Il panorama botanico italiano si è arricchito significativamente negli ultimi due decenni. Tra il 2005 e il 2025 sono state identificate 453 nuove specie e sottospecie di piante spontanee, un traguardo scientifico documentato da uno studio del Gruppo di Floristica, Sistematica ed Evoluzione della Società Botanica Italiana, pubblicato sulla rivista Plant Biosystems.

La Toscana si distingue in questo censimento nazionale, attestandosi tra le regioni più fertili per le nuove scoperte con 53 nuove entità floristiche censite. Tra le scoperte recenti avvenute nel territorio regionale spicca il Leontodon montecristensis, noto come Dente di Leone di Montecristo, descritto proprio nel 2025 all’interno dell’Arcipelago Toscano.

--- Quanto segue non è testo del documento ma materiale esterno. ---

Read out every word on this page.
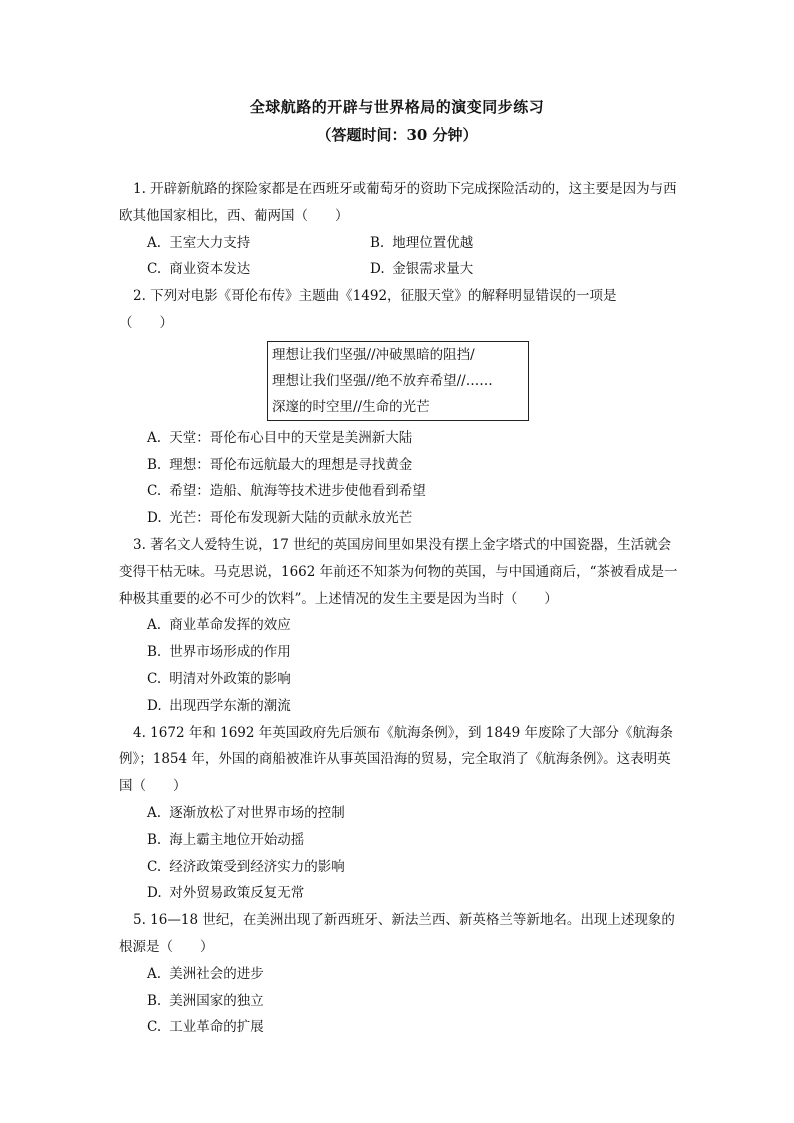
全球航路的开辟与世界格局的演变同步练习
（答题时间：30 分钟）

1. 开辟新航路的探险家都是在西班牙或葡萄牙的资助下完成探险活动的，这主要是因为与西欧其他国家相比，西、葡两国（　　）

A. 王室大力支持	B. 地理位置优越
C. 商业资本发达	D. 金银需求量大

2. 下列对电影《哥伦布传》主题曲《1492，征服天堂》的解释明显错误的一项是

（　　）

理想让我们坚强//冲破黑暗的阻挡/
理想让我们坚强//绝不放弃希望//……
深邃的时空里//生命的光芒

A. 天堂：哥伦布心目中的天堂是美洲新大陆

B. 理想：哥伦布远航最大的理想是寻找黄金

C. 希望：造船、航海等技术进步使他看到希望

D. 光芒：哥伦布发现新大陆的贡献永放光芒

3. 著名文人爱特生说，17 世纪的英国房间里如果没有摆上金字塔式的中国瓷器，生活就会变得干枯无味。马克思说，1662 年前还不知茶为何物的英国，与中国通商后，“茶被看成是一种极其重要的必不可少的饮料”。上述情况的发生主要是因为当时（　　）

A. 商业革命发挥的效应

B. 世界市场形成的作用

C. 明清对外政策的影响

D. 出现西学东渐的潮流

4. 1672 年和 1692 年英国政府先后颁布《航海条例》，到 1849 年废除了大部分《航海条例》；1854 年，外国的商船被准许从事英国沿海的贸易，完全取消了《航海条例》。这表明英国（　　）

A. 逐渐放松了对世界市场的控制

B. 海上霸主地位开始动摇

C. 经济政策受到经济实力的影响

D. 对外贸易政策反复无常

5. 16—18 世纪，在美洲出现了新西班牙、新法兰西、新英格兰等新地名。出现上述现象的根源是（　　）

A. 美洲社会的进步

B. 美洲国家的独立

C. 工业革命的扩展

Un altro esempio rilevante è rappresentato dal Gagea tisoniana, o Cipollaccio di Tison, una pianta identificata nel 2007 che abita diverse aree tra Toscana, Umbria, Marche e Lazio.

A contribuire in modo determinante alla ricerca figurano due studiosi dell’Università di Pisa: il professor Lorenzo Peruzzi del Dipartimento di Biologia e il dottor Marco D’Antraccoli dell’Orto e Museo Botanico dell’Ateneo. I due esperti hanno curato l’analisi della flora regionale e l’elaborazione dell’indice necessario a misurare il progresso delle conoscenze in ambito floristico.

Nonostante il buon posizionamento della regione in termini di biodiversità, il quadro non è ancora completo. Il professor Peruzzi evidenzia infatti che, a fronte di una ricchezza botanica accertata, permangono zone dove le indagini sono lacunose. Nello specifico, le aree collinari delle province di Firenze, Pistoia e Siena, insieme alla Lunigiana, richiederebbero ulteriori campagne di esplorazione sul campo per colmare le lacune attuali.

Comprendere la distribuzione precisa della flora spontanea non è solo un esercizio accademico, ma una necessità pratica per la gestione del territorio. Aggiornare costantemente queste mappe, come spiegano i ricercatori, è un passaggio obbligato per pianificare correttamente la tutela della biodiversità e la conservazione degli habitat naturali nel lungo periodo.